The website, featuring a picture of him wearing a Stetson as he concentrated on coaxing his trademark sounds from a guitar, said he was an architect of the Chicago “West Side Sound”.
It described a “slashing, amplified jazz-influenced guitar” style and “high-strained passionate vocals”.
Among the rockers later influenced by his sound were Eric Clapton, Stevie Ray Vaughan and Led Zeppelin, who recorded a version of Rush’s breakthrough 1956 hit, “I Can’t Quit You Baby”.

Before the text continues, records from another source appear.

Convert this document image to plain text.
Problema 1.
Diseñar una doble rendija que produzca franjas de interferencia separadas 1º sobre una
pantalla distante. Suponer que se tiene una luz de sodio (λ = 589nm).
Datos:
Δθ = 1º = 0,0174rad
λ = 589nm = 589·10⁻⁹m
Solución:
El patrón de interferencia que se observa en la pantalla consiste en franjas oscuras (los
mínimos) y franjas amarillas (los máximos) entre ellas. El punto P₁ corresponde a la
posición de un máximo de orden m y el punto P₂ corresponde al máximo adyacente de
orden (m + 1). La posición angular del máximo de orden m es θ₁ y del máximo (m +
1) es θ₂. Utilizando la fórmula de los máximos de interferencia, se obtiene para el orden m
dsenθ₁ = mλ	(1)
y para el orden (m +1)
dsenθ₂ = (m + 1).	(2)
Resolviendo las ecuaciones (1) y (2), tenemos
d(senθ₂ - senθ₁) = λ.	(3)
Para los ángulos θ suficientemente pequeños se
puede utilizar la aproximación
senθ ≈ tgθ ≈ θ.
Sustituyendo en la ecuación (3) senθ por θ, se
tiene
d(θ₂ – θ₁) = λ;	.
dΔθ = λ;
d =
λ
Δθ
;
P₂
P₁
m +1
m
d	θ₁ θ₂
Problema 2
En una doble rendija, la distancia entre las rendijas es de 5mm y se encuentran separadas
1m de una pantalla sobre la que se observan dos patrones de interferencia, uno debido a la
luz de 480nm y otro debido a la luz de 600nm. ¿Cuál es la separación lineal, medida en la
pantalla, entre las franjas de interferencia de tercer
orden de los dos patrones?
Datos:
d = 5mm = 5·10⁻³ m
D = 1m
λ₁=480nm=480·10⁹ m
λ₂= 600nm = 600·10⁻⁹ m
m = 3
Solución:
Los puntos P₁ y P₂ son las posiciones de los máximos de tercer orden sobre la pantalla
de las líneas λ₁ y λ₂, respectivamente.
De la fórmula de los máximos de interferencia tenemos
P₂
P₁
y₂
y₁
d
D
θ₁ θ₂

That song set the tone for what followed — “heart-rending blues that sometimes brought audiences to tears”, said the Mississippi Blues Trail, a project of the state’s Blues Commission.

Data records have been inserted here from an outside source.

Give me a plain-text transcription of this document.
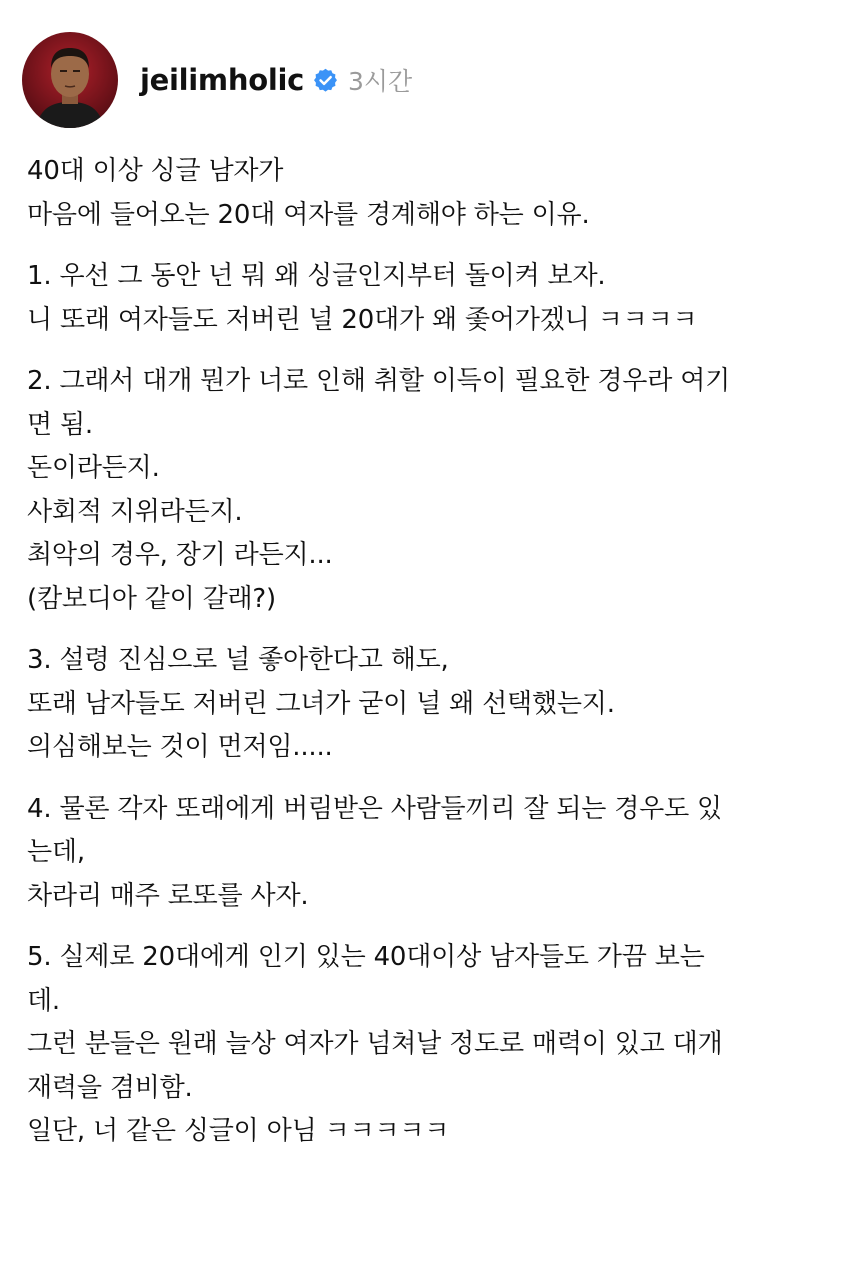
jeilimholic 3시간
40대 이상 싱글 남자가
마음에 들어오는 20대 여자를 경계해야 하는 이유.
1. 우선 그 동안 넌 뭐 왜 싱글인지부터 돌이켜 보자.
니 또래 여자들도 저버린 널 20대가 왜 좇어가겠니 ㅋㅋㅋㅋ
2. 그래서 대개 뭔가 너로 인해 취할 이득이 필요한 경우라 여기
면 됨.
돈이라든지.
사회적 지위라든지.
최악의 경우, 장기 라든지...
(캄보디아 같이 갈래?)
3. 설령 진심으로 널 좋아한다고 해도,
또래 남자들도 저버린 그녀가 굳이 널 왜 선택했는지.
의심해보는 것이 먼저임.....
4. 물론 각자 또래에게 버림받은 사람들끼리 잘 되는 경우도 있
는데,
차라리 매주 로또를 사자.
5. 실제로 20대에게 인기 있는 40대이상 남자들도 가끔 보는
데.
그런 분들은 원래 늘상 여자가 넘쳐날 정도로 매력이 있고 대개
재력을 겸비함.
일단, 너 같은 싱글이 아님 ㅋㅋㅋㅋㅋ
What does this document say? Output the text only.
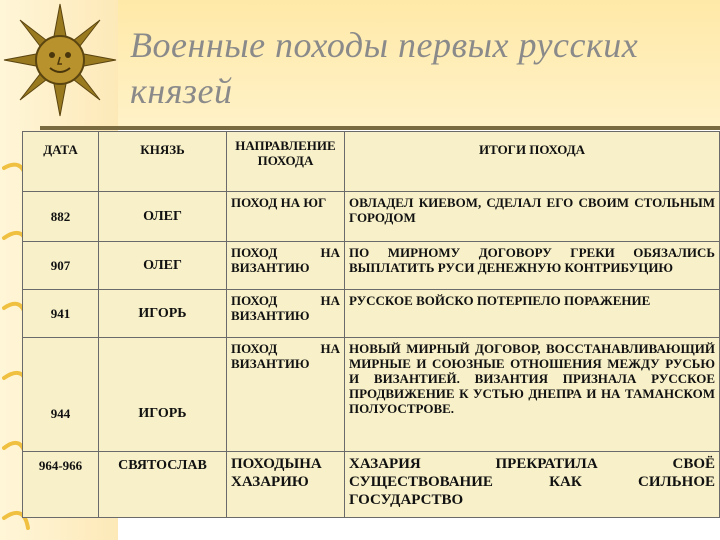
Военные походы первых русских князей
ДАТА	КНЯЗЬ	НАПРАВЛЕНИЕ ПОХОДА	ИТОГИ ПОХОДА
882	ОЛЕГ	ПОХОД НА ЮГ	ОВЛАДЕЛ КИЕВОМ, СДЕЛАЛ ЕГО СВОИМ СТОЛЬНЫМ ГОРОДОМ
907	ОЛЕГ	ПОХОД НА ВИЗАНТИЮ	ПО МИРНОМУ ДОГОВОРУ ГРЕКИ ОБЯЗАЛИСЬ ВЫПЛАТИТЬ РУСИ ДЕНЕЖНУЮ КОНТРИБУЦИЮ
941	ИГОРЬ	ПОХОД НА ВИЗАНТИЮ	РУССКОЕ ВОЙСКО ПОТЕРПЕЛО ПОРАЖЕНИЕ
944	ИГОРЬ	ПОХОД НА ВИЗАНТИЮ	НОВЫЙ МИРНЫЙ ДОГОВОР, ВОССТАНАВЛИВАЮЩИЙ МИРНЫЕ И СОЮЗНЫЕ ОТНОШЕНИЯ МЕЖДУ РУСЬЮ И ВИЗАНТИЕЙ. ВИЗАНТИЯ ПРИЗНАЛА РУССКОЕ ПРОДВИЖЕНИЕ К УСТЬЮ ДНЕПРА И НА ТАМАНСКОМ ПОЛУОСТРОВЕ.
964-966	СВЯТОСЛАВ	ПОХОДЫНА ХАЗАРИЮ	ХАЗАРИЯ ПРЕКРАТИЛА СВОЁ СУЩЕСТВОВАНИЕ КАК СИЛЬНОЕ ГОСУДАРСТВО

It said Rush grew up in a poor sharecropping family and experienced hardships that later shaped his music.
Learning to play on his brother’s guitar, he taught himself an unorthodox method, left-handed and with the instrument upside down, which gave rise to his distinctive style.
After visiting Chicago and gaining inspiration from Muddy Waters, Rush moved to the city and “developed a more modern, original approach that made him one of the most exciting talents in the blues world”, the Blues Trail wrote.
“The blues form reached both artistic and emotional peaks in the works of Otis Rush,” it said.
Rolling Stone listed him as 53 on its list of the 100 greatest guitarists, likening him to “a gunslinging cross of Muddy Waters and B.B. King — as well as a knockout songwriter”.
The New York Times called Rush “a richly emotive singer and a guitarist of great skill and imagination”.
It said he “was in the vanguard of a small circle of late-1950s innovators, including Buddy Guy and Magic Sam, whose music, steeped in R&B, heralded a new era for Chicago blues.”